Nigdy nie czepiam się czyichś ocen. W mojej skali 10/10 oznacza grę idealną, a że takich nie ma to też takiej nie wystawiam, jednak nie mam problemu z tym, że ktoś taką wystawi. Właściwie to oceny dla mnie nie mają żadnego znaczenia, bardziej się sugeruję pisanymi opiniami.
Zagrywam się w GoT i kurczę, ta gra ma najlepszy system walki w grach z otwartym światem:o
Dragon's Dogma
Monster Hunter World
Ani jedna z tych gier nie ma dobrego systemu walki. Maja dobra walkę ale generalnie i w jednej i w drugiej grze chodzi o rozwój broni i postaci. Crafting etc.

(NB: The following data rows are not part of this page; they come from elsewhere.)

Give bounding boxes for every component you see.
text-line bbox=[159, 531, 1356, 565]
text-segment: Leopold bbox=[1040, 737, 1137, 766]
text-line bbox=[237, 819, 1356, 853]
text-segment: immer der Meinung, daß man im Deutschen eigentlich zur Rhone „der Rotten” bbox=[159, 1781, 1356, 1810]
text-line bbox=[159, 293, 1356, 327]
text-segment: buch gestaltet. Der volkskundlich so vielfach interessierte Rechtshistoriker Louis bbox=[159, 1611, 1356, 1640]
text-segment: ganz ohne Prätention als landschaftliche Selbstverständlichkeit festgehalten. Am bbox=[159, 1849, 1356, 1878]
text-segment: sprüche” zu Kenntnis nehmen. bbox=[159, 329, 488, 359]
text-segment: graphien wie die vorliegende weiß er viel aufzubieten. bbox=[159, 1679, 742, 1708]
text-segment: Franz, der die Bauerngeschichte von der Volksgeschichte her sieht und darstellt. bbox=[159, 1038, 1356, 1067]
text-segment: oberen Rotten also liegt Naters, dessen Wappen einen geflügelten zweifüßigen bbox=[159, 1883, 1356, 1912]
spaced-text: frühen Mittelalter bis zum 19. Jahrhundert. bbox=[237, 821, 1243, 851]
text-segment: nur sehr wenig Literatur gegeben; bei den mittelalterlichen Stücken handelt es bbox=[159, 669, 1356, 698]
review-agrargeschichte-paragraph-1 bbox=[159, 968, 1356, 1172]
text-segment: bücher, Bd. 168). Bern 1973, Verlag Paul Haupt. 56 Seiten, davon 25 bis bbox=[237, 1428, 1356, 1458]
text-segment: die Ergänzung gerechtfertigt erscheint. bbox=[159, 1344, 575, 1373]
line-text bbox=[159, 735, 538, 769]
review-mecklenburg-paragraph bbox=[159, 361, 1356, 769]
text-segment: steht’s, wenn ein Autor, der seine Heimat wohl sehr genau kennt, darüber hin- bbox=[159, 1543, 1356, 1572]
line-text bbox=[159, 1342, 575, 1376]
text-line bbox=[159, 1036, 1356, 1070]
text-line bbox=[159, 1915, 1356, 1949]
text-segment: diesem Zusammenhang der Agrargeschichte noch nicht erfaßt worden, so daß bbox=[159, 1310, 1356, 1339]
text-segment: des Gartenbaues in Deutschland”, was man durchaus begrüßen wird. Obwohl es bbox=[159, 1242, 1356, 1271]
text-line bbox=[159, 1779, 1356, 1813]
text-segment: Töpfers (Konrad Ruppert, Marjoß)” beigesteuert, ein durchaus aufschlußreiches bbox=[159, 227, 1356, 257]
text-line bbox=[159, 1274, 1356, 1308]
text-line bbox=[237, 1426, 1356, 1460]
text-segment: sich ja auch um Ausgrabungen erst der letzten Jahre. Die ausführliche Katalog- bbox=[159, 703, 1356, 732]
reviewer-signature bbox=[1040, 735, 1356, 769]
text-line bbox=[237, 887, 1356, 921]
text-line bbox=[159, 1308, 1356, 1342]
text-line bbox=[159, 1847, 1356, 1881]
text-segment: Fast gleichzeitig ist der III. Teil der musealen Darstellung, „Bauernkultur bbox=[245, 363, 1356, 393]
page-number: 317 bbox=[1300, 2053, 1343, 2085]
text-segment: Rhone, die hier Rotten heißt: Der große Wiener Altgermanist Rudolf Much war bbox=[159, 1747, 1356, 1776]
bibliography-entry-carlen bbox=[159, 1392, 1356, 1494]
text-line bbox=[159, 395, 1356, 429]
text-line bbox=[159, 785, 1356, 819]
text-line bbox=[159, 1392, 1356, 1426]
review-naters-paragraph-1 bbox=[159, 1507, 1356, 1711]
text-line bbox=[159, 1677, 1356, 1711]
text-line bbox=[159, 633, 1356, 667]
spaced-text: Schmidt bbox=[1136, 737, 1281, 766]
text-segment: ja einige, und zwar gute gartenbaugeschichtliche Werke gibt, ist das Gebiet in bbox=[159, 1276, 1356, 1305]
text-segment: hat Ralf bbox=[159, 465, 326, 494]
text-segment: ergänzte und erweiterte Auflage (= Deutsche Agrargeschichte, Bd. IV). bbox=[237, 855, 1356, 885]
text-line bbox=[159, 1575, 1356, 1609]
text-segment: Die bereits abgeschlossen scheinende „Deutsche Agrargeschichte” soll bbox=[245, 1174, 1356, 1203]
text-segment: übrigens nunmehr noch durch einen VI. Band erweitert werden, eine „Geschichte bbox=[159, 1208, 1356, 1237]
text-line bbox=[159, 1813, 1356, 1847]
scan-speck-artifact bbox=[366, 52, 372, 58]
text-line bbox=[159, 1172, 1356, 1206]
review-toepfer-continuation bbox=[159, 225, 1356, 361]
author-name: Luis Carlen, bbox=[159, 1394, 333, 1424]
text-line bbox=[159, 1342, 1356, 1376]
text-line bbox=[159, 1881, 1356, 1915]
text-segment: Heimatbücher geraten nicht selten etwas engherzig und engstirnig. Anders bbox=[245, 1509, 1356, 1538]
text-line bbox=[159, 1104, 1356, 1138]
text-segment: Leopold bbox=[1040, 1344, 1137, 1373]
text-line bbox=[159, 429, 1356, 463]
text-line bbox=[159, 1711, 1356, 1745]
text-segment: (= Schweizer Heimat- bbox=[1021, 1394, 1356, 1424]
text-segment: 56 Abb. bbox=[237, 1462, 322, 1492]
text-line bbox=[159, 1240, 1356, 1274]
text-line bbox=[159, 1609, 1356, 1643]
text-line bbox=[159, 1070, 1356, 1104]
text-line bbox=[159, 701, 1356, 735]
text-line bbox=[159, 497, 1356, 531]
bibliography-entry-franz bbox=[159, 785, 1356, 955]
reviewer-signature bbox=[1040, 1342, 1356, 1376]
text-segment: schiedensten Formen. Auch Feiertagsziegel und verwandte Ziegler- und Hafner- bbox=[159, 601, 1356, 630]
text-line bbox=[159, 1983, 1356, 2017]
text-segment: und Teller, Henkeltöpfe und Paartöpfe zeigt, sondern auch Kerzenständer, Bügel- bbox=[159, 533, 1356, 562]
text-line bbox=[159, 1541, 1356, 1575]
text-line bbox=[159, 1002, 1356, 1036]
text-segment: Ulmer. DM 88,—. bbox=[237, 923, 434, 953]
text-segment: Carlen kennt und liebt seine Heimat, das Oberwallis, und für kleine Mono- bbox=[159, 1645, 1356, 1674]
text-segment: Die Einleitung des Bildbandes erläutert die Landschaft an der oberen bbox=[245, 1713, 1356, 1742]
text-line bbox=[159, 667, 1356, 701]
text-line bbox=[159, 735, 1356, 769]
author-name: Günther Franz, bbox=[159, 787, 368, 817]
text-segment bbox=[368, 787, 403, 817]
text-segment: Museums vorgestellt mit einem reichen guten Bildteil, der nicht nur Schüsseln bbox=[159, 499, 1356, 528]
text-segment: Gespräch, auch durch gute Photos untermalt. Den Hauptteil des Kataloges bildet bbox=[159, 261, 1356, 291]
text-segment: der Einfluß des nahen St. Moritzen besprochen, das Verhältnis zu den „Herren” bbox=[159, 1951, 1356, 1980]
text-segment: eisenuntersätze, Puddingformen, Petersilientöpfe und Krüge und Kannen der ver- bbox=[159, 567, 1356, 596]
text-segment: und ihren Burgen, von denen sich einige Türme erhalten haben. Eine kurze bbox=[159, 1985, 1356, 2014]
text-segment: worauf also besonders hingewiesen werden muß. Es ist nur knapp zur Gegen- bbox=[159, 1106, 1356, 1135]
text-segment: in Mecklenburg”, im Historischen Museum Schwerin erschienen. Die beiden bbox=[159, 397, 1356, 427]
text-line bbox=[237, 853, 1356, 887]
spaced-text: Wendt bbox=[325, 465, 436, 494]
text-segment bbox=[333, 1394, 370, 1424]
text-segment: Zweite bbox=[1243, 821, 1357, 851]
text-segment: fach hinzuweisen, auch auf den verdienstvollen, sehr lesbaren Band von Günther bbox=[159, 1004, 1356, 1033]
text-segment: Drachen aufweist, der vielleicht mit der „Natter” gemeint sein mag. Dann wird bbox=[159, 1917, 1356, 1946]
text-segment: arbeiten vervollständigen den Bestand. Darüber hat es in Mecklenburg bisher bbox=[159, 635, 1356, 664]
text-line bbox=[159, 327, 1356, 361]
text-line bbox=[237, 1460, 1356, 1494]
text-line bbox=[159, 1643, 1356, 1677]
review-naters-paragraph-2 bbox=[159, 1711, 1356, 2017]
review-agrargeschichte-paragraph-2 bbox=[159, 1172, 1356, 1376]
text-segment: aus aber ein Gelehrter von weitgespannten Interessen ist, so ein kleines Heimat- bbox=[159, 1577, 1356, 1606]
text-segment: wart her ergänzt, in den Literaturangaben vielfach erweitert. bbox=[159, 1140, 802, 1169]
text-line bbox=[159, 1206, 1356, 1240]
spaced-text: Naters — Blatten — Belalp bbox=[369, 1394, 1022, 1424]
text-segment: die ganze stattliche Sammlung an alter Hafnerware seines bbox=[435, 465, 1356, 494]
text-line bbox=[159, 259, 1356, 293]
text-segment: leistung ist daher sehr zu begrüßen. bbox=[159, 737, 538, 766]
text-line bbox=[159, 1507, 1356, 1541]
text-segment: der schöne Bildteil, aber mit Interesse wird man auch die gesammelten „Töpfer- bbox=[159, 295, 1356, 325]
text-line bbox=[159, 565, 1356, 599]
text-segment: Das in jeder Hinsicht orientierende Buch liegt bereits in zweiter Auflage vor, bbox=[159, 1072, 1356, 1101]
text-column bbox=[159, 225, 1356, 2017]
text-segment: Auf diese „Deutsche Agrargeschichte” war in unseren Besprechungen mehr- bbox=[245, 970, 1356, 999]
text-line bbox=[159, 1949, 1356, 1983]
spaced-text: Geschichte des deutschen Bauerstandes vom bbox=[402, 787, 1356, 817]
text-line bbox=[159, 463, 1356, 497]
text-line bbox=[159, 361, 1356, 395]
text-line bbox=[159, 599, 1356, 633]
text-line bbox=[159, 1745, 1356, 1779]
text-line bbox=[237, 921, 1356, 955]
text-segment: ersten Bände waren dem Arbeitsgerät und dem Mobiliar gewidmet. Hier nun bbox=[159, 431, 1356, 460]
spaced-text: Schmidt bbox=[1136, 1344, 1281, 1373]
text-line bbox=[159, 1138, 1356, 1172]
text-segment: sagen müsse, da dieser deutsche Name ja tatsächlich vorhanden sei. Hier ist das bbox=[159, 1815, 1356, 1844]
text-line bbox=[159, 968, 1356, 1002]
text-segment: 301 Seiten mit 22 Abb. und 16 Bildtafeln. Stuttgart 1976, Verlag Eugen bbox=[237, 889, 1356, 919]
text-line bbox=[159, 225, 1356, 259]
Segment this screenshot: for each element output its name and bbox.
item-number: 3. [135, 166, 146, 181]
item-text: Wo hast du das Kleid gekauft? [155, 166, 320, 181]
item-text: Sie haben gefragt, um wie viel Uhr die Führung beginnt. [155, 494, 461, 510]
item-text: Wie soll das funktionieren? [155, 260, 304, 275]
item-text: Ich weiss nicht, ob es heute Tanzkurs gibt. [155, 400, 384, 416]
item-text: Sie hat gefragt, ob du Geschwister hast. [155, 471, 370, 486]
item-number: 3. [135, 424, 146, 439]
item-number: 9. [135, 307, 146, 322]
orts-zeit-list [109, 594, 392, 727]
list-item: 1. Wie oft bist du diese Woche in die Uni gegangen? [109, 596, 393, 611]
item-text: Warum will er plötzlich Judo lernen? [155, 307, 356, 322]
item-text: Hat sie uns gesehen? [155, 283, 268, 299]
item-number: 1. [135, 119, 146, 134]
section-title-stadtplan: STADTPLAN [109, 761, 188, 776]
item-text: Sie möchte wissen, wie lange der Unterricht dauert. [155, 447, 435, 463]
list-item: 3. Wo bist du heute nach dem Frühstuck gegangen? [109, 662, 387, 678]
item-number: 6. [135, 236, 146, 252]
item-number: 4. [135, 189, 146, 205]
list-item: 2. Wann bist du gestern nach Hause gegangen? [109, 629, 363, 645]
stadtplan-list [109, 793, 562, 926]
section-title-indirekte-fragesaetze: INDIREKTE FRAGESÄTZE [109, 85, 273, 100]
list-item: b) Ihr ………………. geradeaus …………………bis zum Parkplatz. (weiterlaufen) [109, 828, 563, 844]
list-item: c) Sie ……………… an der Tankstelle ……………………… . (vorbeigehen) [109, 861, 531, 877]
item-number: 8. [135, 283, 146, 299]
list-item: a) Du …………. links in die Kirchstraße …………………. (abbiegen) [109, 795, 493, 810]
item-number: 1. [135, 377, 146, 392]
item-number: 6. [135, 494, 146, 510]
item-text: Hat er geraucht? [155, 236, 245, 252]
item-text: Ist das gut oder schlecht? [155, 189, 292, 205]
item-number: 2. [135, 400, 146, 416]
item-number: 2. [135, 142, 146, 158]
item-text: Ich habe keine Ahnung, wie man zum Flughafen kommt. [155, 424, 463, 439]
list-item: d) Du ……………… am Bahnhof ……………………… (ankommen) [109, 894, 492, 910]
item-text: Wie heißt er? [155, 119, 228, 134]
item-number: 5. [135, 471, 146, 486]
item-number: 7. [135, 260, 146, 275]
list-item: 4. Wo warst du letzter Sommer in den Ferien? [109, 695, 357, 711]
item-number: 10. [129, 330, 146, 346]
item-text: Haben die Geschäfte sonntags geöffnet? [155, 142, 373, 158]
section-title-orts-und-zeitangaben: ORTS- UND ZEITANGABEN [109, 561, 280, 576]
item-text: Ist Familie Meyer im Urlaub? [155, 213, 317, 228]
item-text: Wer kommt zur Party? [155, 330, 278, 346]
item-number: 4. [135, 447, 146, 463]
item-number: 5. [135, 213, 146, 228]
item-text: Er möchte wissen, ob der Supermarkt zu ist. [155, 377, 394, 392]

Ale i przez jedna i druga grę można przejść nawalajac bez opamiętania podstawowe kombo dla każdej broni. W systemie walki GoT nie da rady tak zrobić na żadnym poziomie trudności.
System walki jest swietny, ale czemu nie ma lockowania przeciwnikow to pojecia bladego nie mam
Poza strona artystyczna, system walki jest najwiekszym plusem, reszta wypada dosc standardowo
Właśnie dobrze, że nie ma lockowania, zabiłoby to całą płynność z walki, a tak możesz swobodnie mieszać postawy i wyprowadzać przeróżne komba.
No nie wiem w Sekiro gralo sie swietnie, w sumie to bardziej podobalo mi sie od tego, ale bylo za trudne.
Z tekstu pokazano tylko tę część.